The Prevalence of Nonadherence in Patients with Resistant Hypertension: A Systematic Review

Session Information

Category: Hypertension and CVD

  • 1401 Hypertension and CVD: Epidemiology, Risk Factors, and Prevention


  • Bourque, Gabrielle Emma marie, The Ottawa Hospital, Ottawa, Ontario, Canada
  • Ilin, Julius Vladimir, University of Ottawa, Ottawa, Ontario, Canada
  • Ruzicka, Marcel, University of Ottawa, Ottawa, Ontario, Canada
  • Hiremath, Swapnil, University of Ottawa, Ottawa, Ontario, Canada

Resistant hypertension (RH) is common and is a risk factor for higher cardiovascular outcomes. These patients also undergo more screening intensity for secondary hypertension. Not all patients with apparent resistant hypertension have true RH. Reports of the prevalence of non-adherence vary widely from 3 to 86%. However intentional and non-intentional non-adherence are not differentiated in this data. Non-intentional non-adherence refers to occasional forgetfulness and can be diagnosed with pill counts or pharmacy refill data.Intentional non-adherence requires more intensive measures (such as therapeutic drug monitoring or directly observed therapy) to diagnose. The objective of this systematic review is to establish the overall prevalence of non-adherence in the RH population and differentiate the contribution of non-intentional and intentional non-adherence subtypes.
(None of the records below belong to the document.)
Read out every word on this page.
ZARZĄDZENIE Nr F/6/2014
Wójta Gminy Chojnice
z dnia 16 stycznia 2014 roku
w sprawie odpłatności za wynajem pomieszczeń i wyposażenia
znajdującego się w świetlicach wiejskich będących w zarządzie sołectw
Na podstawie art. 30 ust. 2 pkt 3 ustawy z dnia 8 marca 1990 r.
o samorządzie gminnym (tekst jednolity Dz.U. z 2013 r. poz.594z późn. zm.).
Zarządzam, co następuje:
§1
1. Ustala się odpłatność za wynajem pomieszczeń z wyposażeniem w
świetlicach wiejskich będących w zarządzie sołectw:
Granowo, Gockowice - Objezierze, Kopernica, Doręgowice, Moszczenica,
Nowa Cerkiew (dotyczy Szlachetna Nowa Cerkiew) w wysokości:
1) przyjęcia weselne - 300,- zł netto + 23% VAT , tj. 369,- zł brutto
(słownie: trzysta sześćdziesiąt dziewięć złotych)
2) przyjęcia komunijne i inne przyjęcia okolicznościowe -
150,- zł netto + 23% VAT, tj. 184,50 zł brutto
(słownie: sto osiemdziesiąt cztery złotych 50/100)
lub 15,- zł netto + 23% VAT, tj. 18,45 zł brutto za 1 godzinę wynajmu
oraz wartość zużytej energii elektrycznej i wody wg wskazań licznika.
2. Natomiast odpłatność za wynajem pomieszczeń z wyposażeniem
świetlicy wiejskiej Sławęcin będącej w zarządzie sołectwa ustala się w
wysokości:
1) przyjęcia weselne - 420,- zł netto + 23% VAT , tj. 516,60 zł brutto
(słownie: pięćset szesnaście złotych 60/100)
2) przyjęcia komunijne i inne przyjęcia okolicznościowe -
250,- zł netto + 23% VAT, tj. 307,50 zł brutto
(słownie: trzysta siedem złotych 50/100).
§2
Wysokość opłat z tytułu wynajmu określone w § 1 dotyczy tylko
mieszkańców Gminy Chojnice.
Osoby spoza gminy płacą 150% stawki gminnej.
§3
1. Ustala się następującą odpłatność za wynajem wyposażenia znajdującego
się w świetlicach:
The databases MEDLINE, EMBASE, and the Cochrane library were searched for observational studies and randomized controlled trials reporting the prevalence of non-adherence in RH. The primary outcome studied is the pooled prevalence of non-adherence in RH. The secondary outcome examined will be the pooled prevalence of non-adherence based on indirect and direct measures of non-adherence. Weighted summary prevalence for the outcomes was estimated using the random effects model.


The literature search retrieved 1415 non-duplicate citations. After applying eligibility criteria, 197 full text citations were retrieved, and 27 studies were included in the review. Most studies were retrospective database studies or cross-sectional in nature and (63%) used indirect measures of assessment such as medication possession ratio or the Morisky scale with 80% adherence being the most common cutoff used for diagnosis of non-adherence. The pooled prevalence of non-adherence was 31%, with high statistical heterogeneity (I-squared 99). The pooled prevalence was higher with direct measures (45%) than indirect measures (19%).


The prevalence of non-adherence varies based on the severity of hypertension, but also based on the method of measurement of adherence. Indirect measures underestimate the extent of true non-adherence. Incorporation of direct measures such as drug assays or direct observed therapy should be considered for more widespread adoption.